Pero, con Vargas Llosa, “debemos desconfiar de las utopías: ellas usualmente terminan en holocaustos”. “El totalitarismo y la brutalidad que representa viene de la más generosa de las ideas, la de traer el paraíso a La Tierra, de crear en la Tierra la sociedad perfecta, y esa búsqueda de la perfección ha creado en la historia los peores infiernos que haya podido padecer la humanidad. La búsqueda de la perfección es no solo imposible, es la fuente de la tradición de violencia que puede tener la humanidad”.
Me hago cargo de la 3). Cuando una sociedad está desesperada, puede verse tentada a escoger fórmulas mágicas de solución y apoyar a aquellos que utilizan el “discurso de los culpables”. Desde tiempo antiguo, encontrar y señalar con el dedo a “un culpable” (a un chivo expiatorio) de los males de una sociedad, ha sido la fórmula demagógica más sencilla para engatusar a un pueblo y lanzarlo a una “cruzada” que no resuelve los problemas que les preocupan a la gente ni a los electores. Es la vieja historia de acusar a los persas en la antigüedad, o a la Unión Europea de los males de Grecia en 2014. Es la vieja historia de echarle la culpa a los burgueses capitalistas, al imperialismo yanqui, a “la casta” o a “los mismos de siempre”. Es la vieja historia de culpar a los judíos, a los musulmanes, a los comunistas, a los neoliberales. Es la nueva historia de culpar a la Unión Europea de los males de Inglaterra antes del Brexit, o de la OTAN por la guerra que inició Rusia contra Ucrania, etc. Es la historia de culpar al “establishment” de Washington, o a Wall Street, de los males de los Estados Unidos. Recuérdese, por ejemplo, que hace algunos años, Bernie Sanders aumentaba su popularidad acusando a “Wall Street” de los males de su país. Trump, por su parte, le echa la culpa al “inmigrante”, a la cultura “woke” o al “establishment” de Washington.

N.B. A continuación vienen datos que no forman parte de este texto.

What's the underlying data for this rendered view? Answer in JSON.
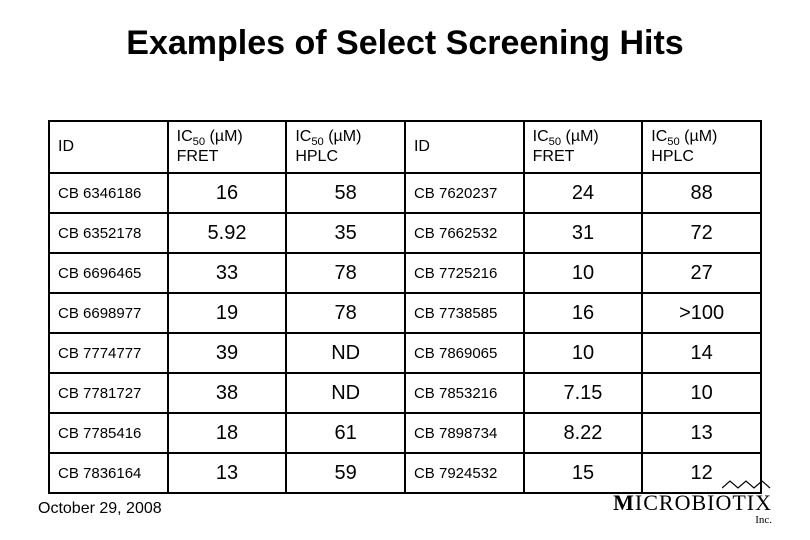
{
  "title": "Examples of Select Screening Hits",
  "footer_date": "October 29, 2008",
  "logo_text": "MICROBIOTIX",
  "logo_inc": "Inc.",
  "headers": {
    "id": "ID",
    "fret_prefix": "IC",
    "fret_sub": "50",
    "fret_suffix": " (µM) FRET",
    "hplc_prefix": "IC",
    "hplc_sub": "50",
    "hplc_suffix": " (µM) HPLC"
  },
  "rows": [
    {
      "id_l": "CB 6346186",
      "fret_l": "16",
      "hplc_l": "58",
      "id_r": "CB 7620237",
      "fret_r": "24",
      "hplc_r": "88"
    },
    {
      "id_l": "CB 6352178",
      "fret_l": "5.92",
      "hplc_l": "35",
      "id_r": "CB 7662532",
      "fret_r": "31",
      "hplc_r": "72"
    },
    {
      "id_l": "CB 6696465",
      "fret_l": "33",
      "hplc_l": "78",
      "id_r": "CB 7725216",
      "fret_r": "10",
      "hplc_r": "27"
    },
    {
      "id_l": "CB 6698977",
      "fret_l": "19",
      "hplc_l": "78",
      "id_r": "CB 7738585",
      "fret_r": "16",
      "hplc_r": ">100"
    },
    {
      "id_l": "CB 7774777",
      "fret_l": "39",
      "hplc_l": "ND",
      "id_r": "CB 7869065",
      "fret_r": "10",
      "hplc_r": "14"
    },
    {
      "id_l": "CB 7781727",
      "fret_l": "38",
      "hplc_l": "ND",
      "id_r": "CB 7853216",
      "fret_r": "7.15",
      "hplc_r": "10"
    },
    {
      "id_l": "CB 7785416",
      "fret_l": "18",
      "hplc_l": "61",
      "id_r": "CB 7898734",
      "fret_r": "8.22",
      "hplc_r": "13"
    },
    {
      "id_l": "CB 7836164",
      "fret_l": "13",
      "hplc_l": "59",
      "id_r": "CB 7924532",
      "fret_r": "15",
      "hplc_r": "12"
    }
  ]
}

Me hago cargo de la 4). Utilizo una metáfora: supongamos que un día, en un bar, discoteca o restaurante; un tipejo insulta e intenta sobrepasarse con la mujer de un cliente. A reglón seguido, el cliente le asienta un golpe que lo tumba en el suelo. Hasta aquí, los demás clientes probablemente se solidaricen con ese cliente y piensen que el tipejo recibió su merecido. Pero ¿qué pasa, si ese cliente empieza a patear en la cara a ese tipejo, mientras está en el suelo? Lo predecible: el resto de la gente empieza a solidarizarse con el tipejo malcriado que insultó a la mujer de ese cliente, y empiezan a rechazar a este último progresivamente.
Algo así pasa con los juicios o noticias sobre líderes de campaña. Cuando unos fiscales o unos medios de comunicación sacan a relucir sus antecedentes y sus actos reprochables, la gente tiende a rechazar a esos candidatos o líderes de campaña; pero si, a reglón seguido, las denuncias y las noticias en su contra se repiten o se incrementan; la gente empieza a “percibir” que existe una persecución y una campaña orquestada en contra de ese candidato o líder. Entonces, empiezan a desconfiar de esos fiscales o de esos medios de comunicación, y empiezan a solidarizarse con ese tipo. El resultado práctico es que, queriendo lo contrario, terminan ayudándolo en sus objetivos, por aquello de que la inflación de denuncias, como toda inflación, termina por devaluar el objeto de las mismas. Dejan de ser creíbles y, lo que es peor, aumentan la popularidad de los afectados.